In order to understand how this work, I setup a honeypot page and built up some likes, after some time I started receiving messages such as
“Are you interested in posting articles on your page?” with prices ranging from 5 to 100 dollars per item. Bingo!

Note: All the profiles used to send those private messages used names that did not seem to bear any correlation to the profile picture.

First contact 👽

All messages to the page used the following scheme, where they assured all is “legit” and according to the “Facebook policy”. They even claim to support multiple payment options. My first guess was, that they want to be added as a page admin or similar — turns out I am wrong.

“okay dear”

“There will be no access to us” — Now I am interested and kept asking.
Turns out you are supposed to accept the “Facebook invitation”.

Even a video tutorial is included, this seems to be a pretty streamlined process . .

I never did call that number

A few minutes later I received the following email in my mailbox,

Until now it seems pretty legit, right?

After clicking on that link one is prompted to choose a username, then verify with Facebook. Please note this was not phishing but an actual Facebook Business website. All of the ticks under the password box do not seem to give “Article Beta V17.2” any access it shouldn’t, right?

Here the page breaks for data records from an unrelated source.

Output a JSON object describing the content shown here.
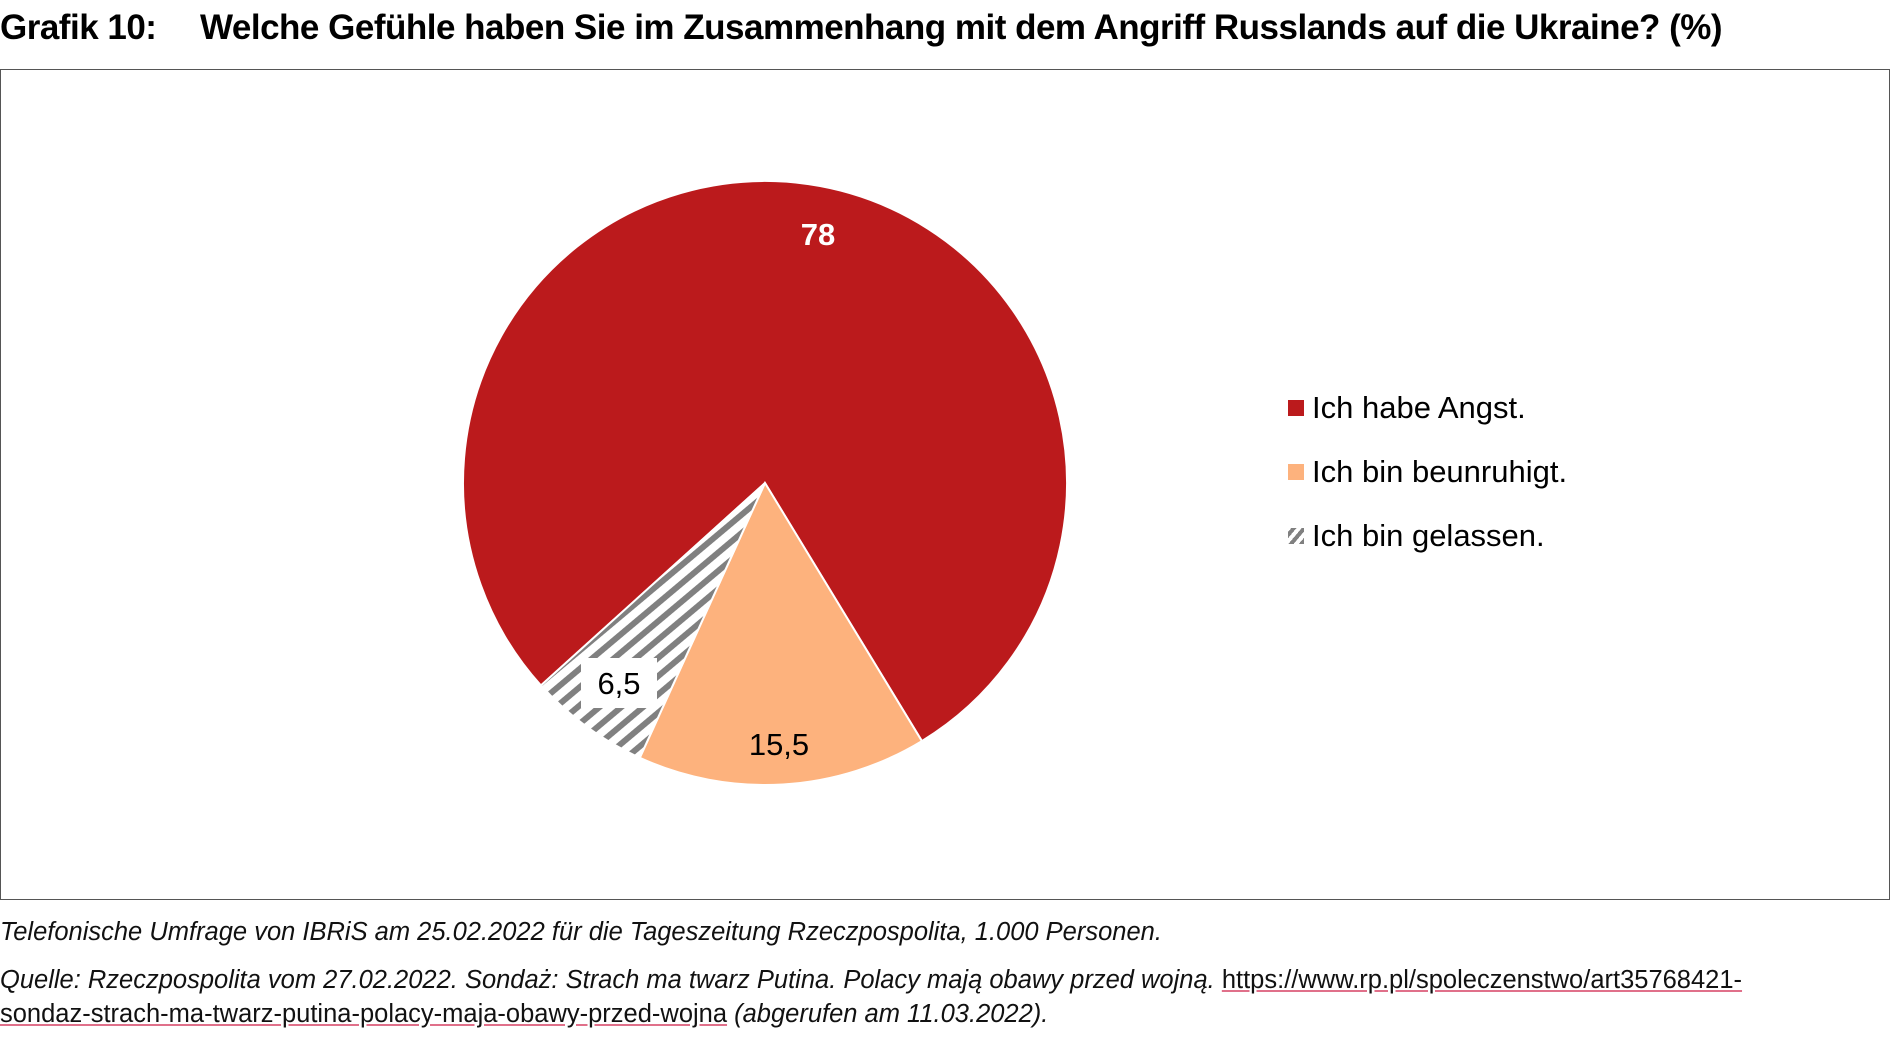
{
  "title": {
    "number": "Grafik 10:",
    "text": "Welche Gefühle haben Sie im Zusammenhang mit dem Angriff Russlands auf die Ukraine? (%)"
  },
  "chart_data": {
    "type": "pie",
    "title": "Welche Gefühle haben Sie im Zusammenhang mit dem Angriff Russlands auf die Ukraine? (%)",
    "categories": [
      "Ich habe Angst.",
      "Ich bin beunruhigt.",
      "Ich bin gelassen."
    ],
    "values": [
      78,
      15.5,
      6.5
    ],
    "data_labels": [
      "78",
      "15,5",
      "6,5"
    ],
    "colors": [
      "#bb1a1c",
      "#fdb27d",
      "#808080"
    ],
    "legend_position": "right"
  },
  "notes": {
    "line1": "Telefonische Umfrage von IBRiS am 25.02.2022 für die Tageszeitung Rzeczpospolita, 1.000 Personen.",
    "line2_text": "Quelle: Rzeczpospolita vom 27.02.2022. Sondaż: Strach ma twarz Putina. Polacy mają obawy przed wojną.",
    "line2_link": "https://www.rp.pl/spoleczenstwo/art35768421-",
    "line3_link": "sondaz-strach-ma-twarz-putina-polacy-maja-obawy-przed-wojna",
    "line3_text": "(abgerufen am 11.03.2022)."
  }
}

After sending “proof” I was assured no posts would be made before the first payment.

Easy money 👍

When clicking around in the Facebook Business Manager, I saw that a new administrator was added:

Additionally, under “Assigned Assets” all access was grayed out:

Uh-Oh

Turns out, accepting this invitation sets the page owner to said “Article Beta” application — a page owner being outranking page admins.

Well . . . there it goes

What is perfidious about the whole thing, that Facebook never shows any notice on that a page owner will be set by accepting the link — nor gives you any possibility to reverse this action or even contact them about this problem.

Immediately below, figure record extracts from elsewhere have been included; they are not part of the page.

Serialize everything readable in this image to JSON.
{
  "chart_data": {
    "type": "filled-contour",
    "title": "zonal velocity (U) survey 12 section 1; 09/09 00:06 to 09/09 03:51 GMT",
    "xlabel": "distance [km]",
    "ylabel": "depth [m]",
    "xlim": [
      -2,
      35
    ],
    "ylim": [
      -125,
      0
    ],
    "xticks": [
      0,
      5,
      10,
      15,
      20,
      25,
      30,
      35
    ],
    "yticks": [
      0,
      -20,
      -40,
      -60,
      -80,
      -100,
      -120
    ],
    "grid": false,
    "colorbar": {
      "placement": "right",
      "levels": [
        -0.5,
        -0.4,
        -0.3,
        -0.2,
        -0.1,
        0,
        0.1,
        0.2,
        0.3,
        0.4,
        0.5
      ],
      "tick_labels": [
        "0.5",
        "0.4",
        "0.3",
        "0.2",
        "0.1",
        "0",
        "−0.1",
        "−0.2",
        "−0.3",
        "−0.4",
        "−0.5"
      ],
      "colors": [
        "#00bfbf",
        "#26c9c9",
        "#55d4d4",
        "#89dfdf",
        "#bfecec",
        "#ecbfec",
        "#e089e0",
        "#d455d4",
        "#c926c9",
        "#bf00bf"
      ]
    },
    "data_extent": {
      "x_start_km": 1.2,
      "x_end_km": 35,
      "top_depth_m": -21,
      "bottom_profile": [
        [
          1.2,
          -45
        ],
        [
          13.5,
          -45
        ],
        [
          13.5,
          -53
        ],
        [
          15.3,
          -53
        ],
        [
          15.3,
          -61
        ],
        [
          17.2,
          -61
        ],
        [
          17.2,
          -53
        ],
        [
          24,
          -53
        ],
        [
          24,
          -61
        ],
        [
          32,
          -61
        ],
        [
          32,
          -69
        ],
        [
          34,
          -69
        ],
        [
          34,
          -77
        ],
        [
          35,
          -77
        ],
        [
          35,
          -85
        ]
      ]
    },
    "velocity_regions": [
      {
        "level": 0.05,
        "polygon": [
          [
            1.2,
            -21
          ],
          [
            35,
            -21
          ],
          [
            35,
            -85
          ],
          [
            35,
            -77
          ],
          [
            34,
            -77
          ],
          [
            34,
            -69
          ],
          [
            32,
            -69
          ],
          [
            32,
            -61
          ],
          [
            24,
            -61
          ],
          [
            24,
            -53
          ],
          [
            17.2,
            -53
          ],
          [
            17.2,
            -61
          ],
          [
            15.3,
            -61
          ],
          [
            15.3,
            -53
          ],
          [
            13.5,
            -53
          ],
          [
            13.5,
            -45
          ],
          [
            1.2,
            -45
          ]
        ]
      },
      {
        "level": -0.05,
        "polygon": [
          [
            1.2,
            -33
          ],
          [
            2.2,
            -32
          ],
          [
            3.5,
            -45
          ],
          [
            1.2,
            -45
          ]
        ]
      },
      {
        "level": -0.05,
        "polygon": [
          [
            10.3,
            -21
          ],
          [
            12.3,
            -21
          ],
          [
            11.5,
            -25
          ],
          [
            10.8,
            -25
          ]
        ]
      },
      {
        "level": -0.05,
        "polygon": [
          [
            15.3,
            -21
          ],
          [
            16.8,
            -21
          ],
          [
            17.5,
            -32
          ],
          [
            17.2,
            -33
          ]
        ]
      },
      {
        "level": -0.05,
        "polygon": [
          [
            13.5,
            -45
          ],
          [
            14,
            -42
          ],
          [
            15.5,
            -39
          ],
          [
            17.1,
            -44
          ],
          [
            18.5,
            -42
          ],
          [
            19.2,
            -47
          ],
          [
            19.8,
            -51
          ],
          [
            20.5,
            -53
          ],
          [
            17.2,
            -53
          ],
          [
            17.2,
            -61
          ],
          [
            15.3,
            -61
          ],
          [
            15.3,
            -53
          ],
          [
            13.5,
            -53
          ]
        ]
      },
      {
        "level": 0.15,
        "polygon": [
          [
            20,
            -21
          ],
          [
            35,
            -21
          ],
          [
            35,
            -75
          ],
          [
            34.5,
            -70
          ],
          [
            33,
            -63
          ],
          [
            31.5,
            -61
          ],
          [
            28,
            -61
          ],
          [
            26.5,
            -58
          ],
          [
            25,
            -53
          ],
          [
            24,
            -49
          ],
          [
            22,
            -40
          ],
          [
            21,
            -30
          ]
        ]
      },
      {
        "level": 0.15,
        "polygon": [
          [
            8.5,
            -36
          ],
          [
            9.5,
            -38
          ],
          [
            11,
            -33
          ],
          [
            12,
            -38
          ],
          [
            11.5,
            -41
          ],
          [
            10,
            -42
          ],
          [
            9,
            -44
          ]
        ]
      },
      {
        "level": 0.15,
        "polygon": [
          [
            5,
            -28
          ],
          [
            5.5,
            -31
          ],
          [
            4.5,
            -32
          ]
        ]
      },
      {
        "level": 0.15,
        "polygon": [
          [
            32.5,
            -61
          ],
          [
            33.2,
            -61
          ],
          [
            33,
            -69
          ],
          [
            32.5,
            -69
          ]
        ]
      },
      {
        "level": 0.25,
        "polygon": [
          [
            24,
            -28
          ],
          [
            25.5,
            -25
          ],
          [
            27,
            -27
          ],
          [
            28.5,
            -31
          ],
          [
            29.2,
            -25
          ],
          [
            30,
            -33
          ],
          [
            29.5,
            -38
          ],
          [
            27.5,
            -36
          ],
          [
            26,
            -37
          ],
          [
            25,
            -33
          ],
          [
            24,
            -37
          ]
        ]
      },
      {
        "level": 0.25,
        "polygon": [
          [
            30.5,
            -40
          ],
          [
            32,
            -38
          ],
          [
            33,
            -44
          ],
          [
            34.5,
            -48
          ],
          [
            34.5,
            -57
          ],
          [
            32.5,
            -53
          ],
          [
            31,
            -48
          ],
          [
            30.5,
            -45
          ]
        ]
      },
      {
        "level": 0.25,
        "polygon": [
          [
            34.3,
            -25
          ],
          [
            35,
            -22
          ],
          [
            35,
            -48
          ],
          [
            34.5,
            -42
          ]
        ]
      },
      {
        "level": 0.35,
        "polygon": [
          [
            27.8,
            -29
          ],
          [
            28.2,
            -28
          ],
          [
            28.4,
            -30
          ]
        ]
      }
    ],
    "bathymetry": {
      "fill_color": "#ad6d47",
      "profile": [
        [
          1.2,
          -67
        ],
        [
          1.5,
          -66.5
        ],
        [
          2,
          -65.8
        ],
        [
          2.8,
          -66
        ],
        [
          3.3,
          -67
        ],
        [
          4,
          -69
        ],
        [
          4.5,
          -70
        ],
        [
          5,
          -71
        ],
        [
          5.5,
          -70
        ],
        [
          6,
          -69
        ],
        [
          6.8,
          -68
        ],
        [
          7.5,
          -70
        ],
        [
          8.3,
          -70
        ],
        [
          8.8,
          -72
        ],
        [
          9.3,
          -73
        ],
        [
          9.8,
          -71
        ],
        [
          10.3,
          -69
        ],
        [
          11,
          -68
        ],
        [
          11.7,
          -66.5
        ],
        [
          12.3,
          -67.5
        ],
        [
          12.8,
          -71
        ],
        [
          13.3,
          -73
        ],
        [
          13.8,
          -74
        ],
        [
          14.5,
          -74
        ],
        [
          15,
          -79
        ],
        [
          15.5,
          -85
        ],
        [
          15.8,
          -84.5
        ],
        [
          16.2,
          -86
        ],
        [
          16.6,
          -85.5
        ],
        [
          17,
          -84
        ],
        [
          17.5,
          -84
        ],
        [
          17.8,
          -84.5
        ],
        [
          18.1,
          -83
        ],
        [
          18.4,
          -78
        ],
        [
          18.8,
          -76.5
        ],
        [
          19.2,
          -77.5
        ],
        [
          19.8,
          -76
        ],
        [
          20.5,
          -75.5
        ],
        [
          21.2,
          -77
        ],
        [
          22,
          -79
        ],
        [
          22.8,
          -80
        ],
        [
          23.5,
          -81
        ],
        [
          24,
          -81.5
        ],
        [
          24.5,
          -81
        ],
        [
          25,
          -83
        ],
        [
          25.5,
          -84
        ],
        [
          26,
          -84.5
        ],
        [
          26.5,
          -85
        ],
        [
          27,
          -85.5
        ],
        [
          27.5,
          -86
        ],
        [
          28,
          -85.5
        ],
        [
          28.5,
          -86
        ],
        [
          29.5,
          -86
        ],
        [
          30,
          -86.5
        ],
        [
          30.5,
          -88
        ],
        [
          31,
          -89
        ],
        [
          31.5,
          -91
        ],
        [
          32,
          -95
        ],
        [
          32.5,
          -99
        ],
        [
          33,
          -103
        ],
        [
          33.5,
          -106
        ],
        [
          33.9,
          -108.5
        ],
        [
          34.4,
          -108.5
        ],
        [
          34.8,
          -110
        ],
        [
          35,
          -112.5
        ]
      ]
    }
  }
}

When going back to the Facebook page itself, a new admin appeared shortly:

Checking his profile, our “hacker” from Pakistan seems to have a very … interesting taste in music:

That new admin did not last for long, it seems Shahzaib uses fake profiles (obviously female) to trick people into adding the seemingly harmless “Instant Posts” app to Facebook Business, then with the new access adds himself as Page Admin.

Shortly after the page is transferred to the presumed buyers, while the original admins are denoted to “Analyst”, including two new members.

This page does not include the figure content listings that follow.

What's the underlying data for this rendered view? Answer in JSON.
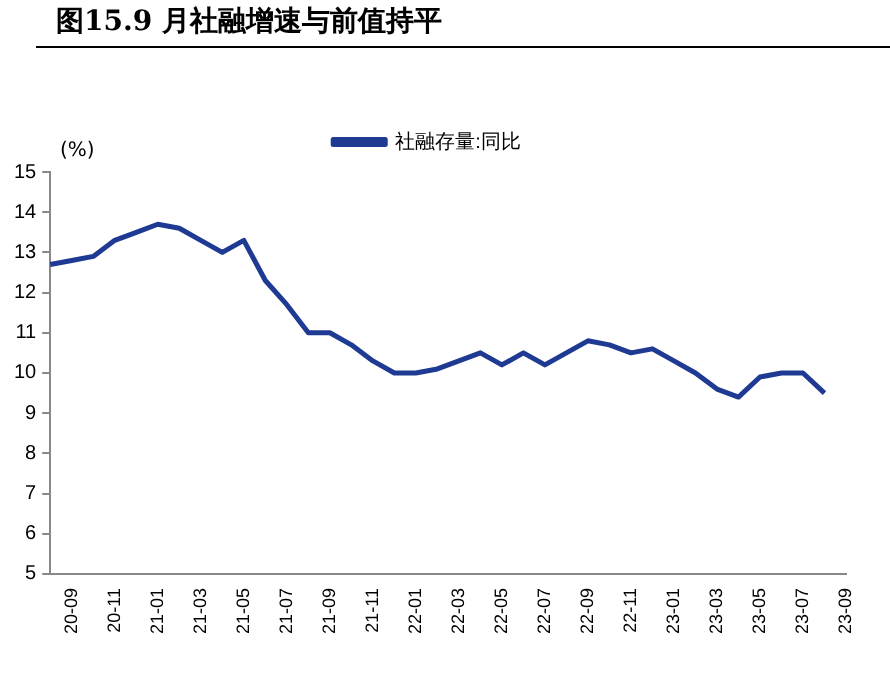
{
  "chart_data": {
    "type": "line",
    "title": "图15.9 月社融增速与前值持平",
    "ylabel": "(%)",
    "categories": [
      null,
      "20-09",
      null,
      "20-11",
      null,
      "21-01",
      null,
      "21-03",
      null,
      "21-05",
      null,
      "21-07",
      null,
      "21-09",
      null,
      "21-11",
      null,
      "22-01",
      null,
      "22-03",
      null,
      "22-05",
      null,
      "22-07",
      null,
      "22-09",
      null,
      "22-11",
      null,
      "23-01",
      null,
      "23-03",
      null,
      "23-05",
      null,
      "23-07",
      null,
      "23-09"
    ],
    "series": [
      {
        "name": "社融存量:同比",
        "color": "#1f3a93",
        "values": [
          12.7,
          12.8,
          12.9,
          13.3,
          13.5,
          13.7,
          13.6,
          13.3,
          13.0,
          13.3,
          12.3,
          11.7,
          11.0,
          11.0,
          10.7,
          10.3,
          10.0,
          10.0,
          10.1,
          10.3,
          10.5,
          10.2,
          10.5,
          10.2,
          10.5,
          10.8,
          10.7,
          10.5,
          10.6,
          10.3,
          10.0,
          9.6,
          9.4,
          9.9,
          10.0,
          10.0,
          9.5,
          null
        ]
      }
    ],
    "ylim": [
      5,
      15
    ],
    "yticks": [
      5,
      6,
      7,
      8,
      9,
      10,
      11,
      12,
      13,
      14,
      15
    ],
    "grid": false,
    "legend": "top right",
    "marker": "none",
    "line_style": "solid"
  }
}
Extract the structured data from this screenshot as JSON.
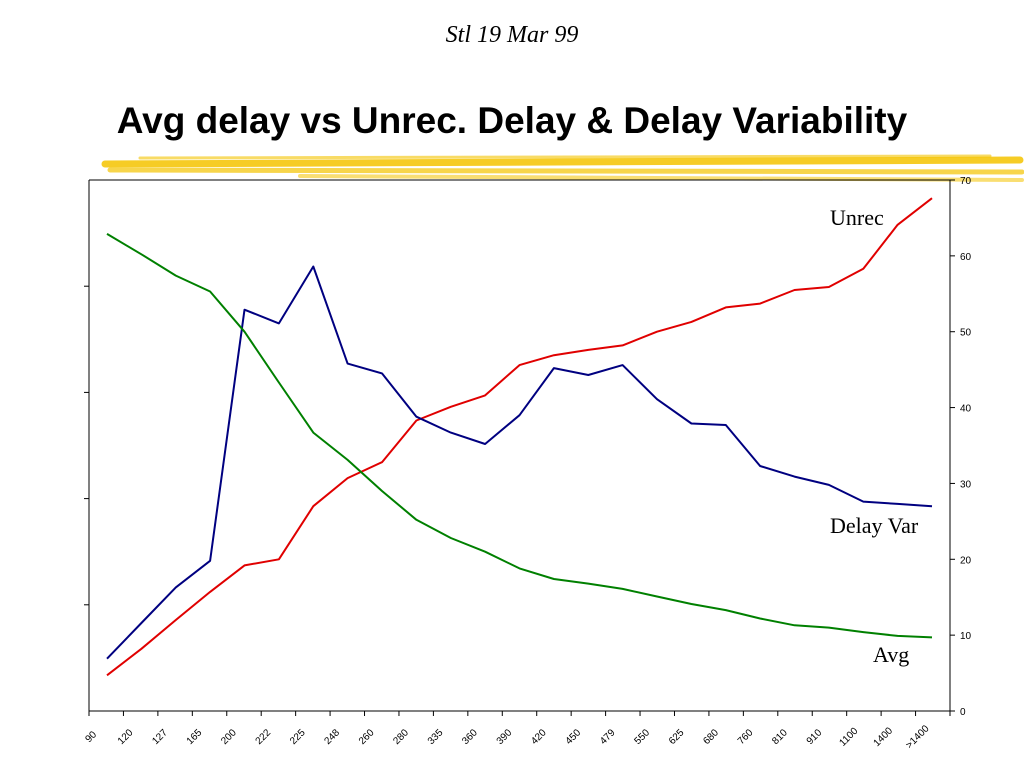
{
  "header": {
    "subtitle": "Stl  19 Mar 99",
    "title": "Avg delay vs Unrec. Delay & Delay Variability"
  },
  "colors": {
    "underline": "#f5c400",
    "avg": "#008000",
    "unrec": "#e00000",
    "delay_var": "#000080",
    "axis": "#000000"
  },
  "chart_data": {
    "type": "line",
    "title": "",
    "xlabel": "",
    "ylabel": "",
    "categories": [
      "90",
      "120",
      "127",
      "165",
      "200",
      "222",
      "225",
      "248",
      "260",
      "280",
      "335",
      "360",
      "390",
      "420",
      "450",
      "479",
      "550",
      "625",
      "680",
      "760",
      "810",
      "910",
      "1100",
      "1400",
      ">1400"
    ],
    "ylim": [
      0,
      70
    ],
    "y_ticks": [
      0,
      10,
      20,
      30,
      40,
      50,
      60,
      70
    ],
    "y_axis_side": "right",
    "grid": false,
    "series": [
      {
        "name": "Unrec",
        "color": "#e00000",
        "values": [
          4.7,
          8.2,
          12.0,
          15.7,
          19.2,
          20.0,
          27.0,
          30.7,
          32.8,
          38.3,
          40.1,
          41.6,
          45.6,
          46.9,
          47.6,
          48.2,
          50.0,
          51.3,
          53.2,
          53.7,
          55.5,
          55.9,
          58.3,
          64.1,
          67.6
        ]
      },
      {
        "name": "Delay Var",
        "color": "#000080",
        "values": [
          6.9,
          11.6,
          16.3,
          19.8,
          52.9,
          51.1,
          58.6,
          45.8,
          44.5,
          38.8,
          36.7,
          35.2,
          39.0,
          45.2,
          44.3,
          45.6,
          41.1,
          37.9,
          37.7,
          32.3,
          30.9,
          29.8,
          27.6,
          27.3,
          27.0
        ]
      },
      {
        "name": "Avg",
        "color": "#008000",
        "values": [
          62.9,
          60.2,
          57.4,
          55.3,
          50.0,
          43.3,
          36.7,
          33.1,
          29.0,
          25.2,
          22.8,
          21.0,
          18.8,
          17.4,
          16.8,
          16.1,
          15.1,
          14.1,
          13.3,
          12.2,
          11.3,
          11.0,
          10.4,
          9.9,
          9.7
        ]
      }
    ]
  }
}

“Hacked Pages Recovery Solution”

There are links pointing to a Facebook page called “Hacked Pages Recovery Solution” which is supposed to bring back your page,

This service is not performed for free however,

interesting pricing, costs less if you are female

Turns out there actually is a way to contact Facebook, but I have not figured out how yet,

This whole service makes me wonder, if this is actually part of the whole scam.

Conclusions

This whole scam seems to happen quite a lot, with people paying the scammers to receive admin privileges to pages. For what purpose I cannot tell. The posts made are from random pages.